İslam hukukunun ortaya çıktığı dönemlerde, insani esaslarla bağdaşan bir harp kanunu ne Sasanilerde, ne Romalılarda ve ne de başka bir millette mevcuttu. İnsani esasları temel kabul eden İslam orduları ve özellikle de Osmanlı orduları, meşru olan harp kanunlarını çok ciddi bir şekilde uygulaya gelmişlerdir. Başkasının malına müdahale etmeme yasağını çiğneyen bazı Sırp asıllı askerleri hemen idam ettiren 1. Murad Hüdavendigar'ın bu hali, yüzlerce misallerden biridir.
Cihadın ilanı, İslam hukukunun emrettiği muamelelerin ifası demektir. Bu muameleler şunlardır: Savaşa başlamadan önce gay-i müslimler mutlaka İslam'a davet edilmeli, aksi takdirde savaş yapılacağı ihtar edilmelidir. Ayrıca düşman gayr-i müslimler, eğer zimmi olabilecek grupdan iseler, islam'ı kabul etmemeleri halinde cizye vererek, İslam devletinin hakimiyeti altına girmeleri teklif edilir. Bu iki teklife müsbet cevap alınamadığı takdirde fiilen harp başlar. Nitekim Petervaradin'in fethinden evvel, Kur'an ve Sünnetin emrine uyularak sulp içinde itaatleri istenmiş ve İbn-i Kemal'in kaydına göre isyan ve zulümde inad edince cihad ilan edilmiştir. osmanlı tarihleri, her savaş öncesi, "Kötülüğü en güzel bir şekilde bertaraf ediniz" hadisi ve "Rabb'inin yoluna hikmek ve güzel öğütle davet et" ayetinin emirlerine uyulduğunu açıkça beyan etmektedirler. Bu dediğimiz hususu, Batılı tarihçiler de kabul etmektedirler. Mesela Alman Tarihçi Lies aynen şunu söylemektedir: "Rum ve Acem ülkeleri feth edilince, Müslüman ordular bu ülkelerin insanlarını, İslam ile kılıç arasında değil, İslam ile cizye arasında serbest bırakmışlardır. Bu husus methe layıktır"

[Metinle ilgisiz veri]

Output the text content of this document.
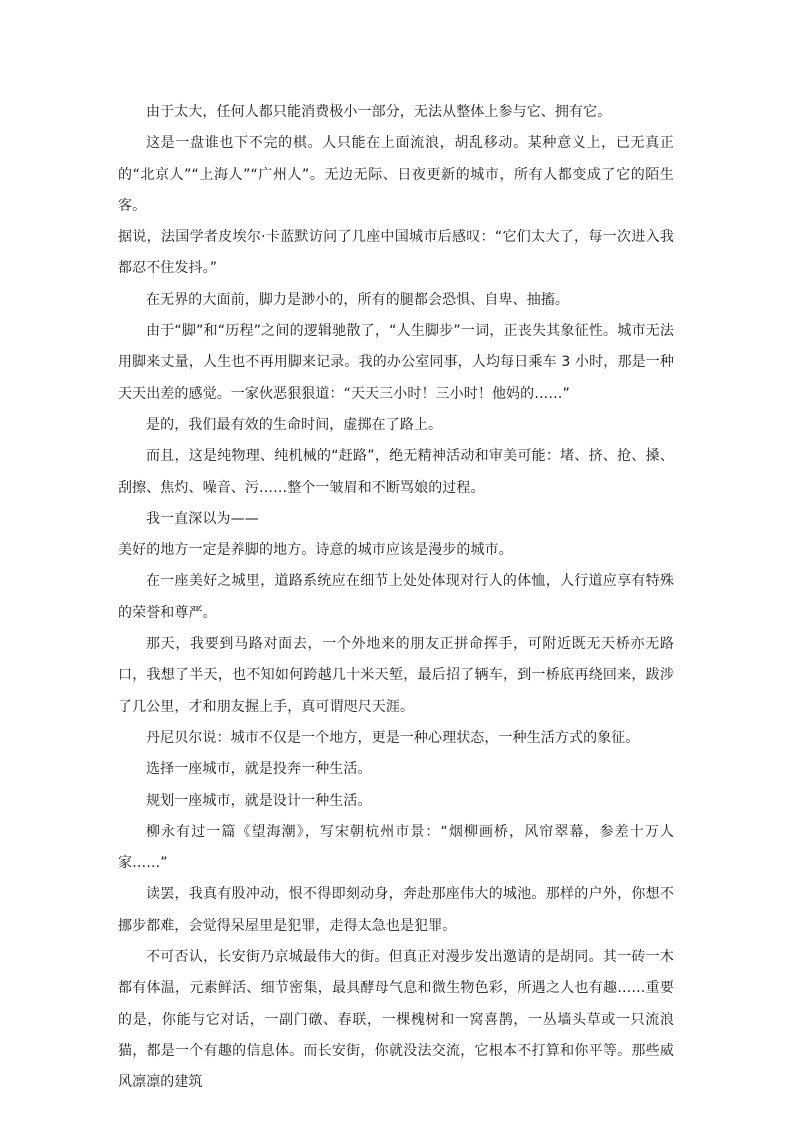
由于太大，任何人都只能消费极小一部分，无法从整体上参与它、拥有它。

这是一盘谁也下不完的棋。人只能在上面流浪，胡乱移动。某种意义上，已无真正的“北京人”“上海人”“广州人”。无边无际、日夜更新的城市，所有人都变成了它的陌生客。

据说，法国学者皮埃尔·卡蓝默访问了几座中国城市后感叹：“它们太大了，每一次进入我都忍不住发抖。”

在无界的大面前，脚力是渺小的，所有的腿都会恐惧、自卑、抽搐。

由于“脚”和“历程”之间的逻辑驰散了，“人生脚步”一词，正丧失其象征性。城市无法用脚来丈量，人生也不再用脚来记录。我的办公室同事，人均每日乘车 3 小时，那是一种天天出差的感觉。一家伙恶狠狠道：“天天三小时！三小时！他妈的……”

是的，我们最有效的生命时间，虚掷在了路上。

而且，这是纯物理、纯机械的“赶路”，绝无精神活动和审美可能：堵、挤、抢、搡、刮擦、焦灼、噪音、污……整个一皱眉和不断骂娘的过程。

我一直深以为——

美好的地方一定是养脚的地方。诗意的城市应该是漫步的城市。

在一座美好之城里，道路系统应在细节上处处体现对行人的体恤，人行道应享有特殊的荣誉和尊严。

那天，我要到马路对面去，一个外地来的朋友正拼命挥手，可附近既无天桥亦无路口，我想了半天，也不知如何跨越几十米天堑，最后招了辆车，到一桥底再绕回来，跋涉了几公里，才和朋友握上手，真可谓咫尺天涯。

丹尼贝尔说：城市不仅是一个地方，更是一种心理状态，一种生活方式的象征。

选择一座城市，就是投奔一种生活。

规划一座城市，就是设计一种生活。

柳永有过一篇《望海潮》，写宋朝杭州市景：“烟柳画桥，风帘翠幕，参差十万人家……”

读罢，我真有股冲动，恨不得即刻动身，奔赴那座伟大的城池。那样的户外，你想不挪步都难，会觉得呆屋里是犯罪，走得太急也是犯罪。

不可否认，长安街乃京城最伟大的街。但真正对漫步发出邀请的是胡同。其一砖一木都有体温，元素鲜活、细节密集，最具酵母气息和微生物色彩，所遇之人也有趣……重要的是，你能与它对话，一副门礅、春联，一棵槐树和一窝喜鹊，一丛墙头草或一只流浪猫，都是一个有趣的信息体。而长安街，你就没法交流，它根本不打算和你平等。那些威风凛凛的建筑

Kısaca Osmanlı Devleti'nin kuvvetle değil davetle yayıldığını ve diğer milletlerle olan savaşlarının, yukarıda zikredilen sebeplerle meydana geldiğini görüyoruz. osmanlı Devleti'nin 400 atlı ile birden bire cihan devleti oluşunun izahı da sorumuzun cevabını teşkil etmektedir.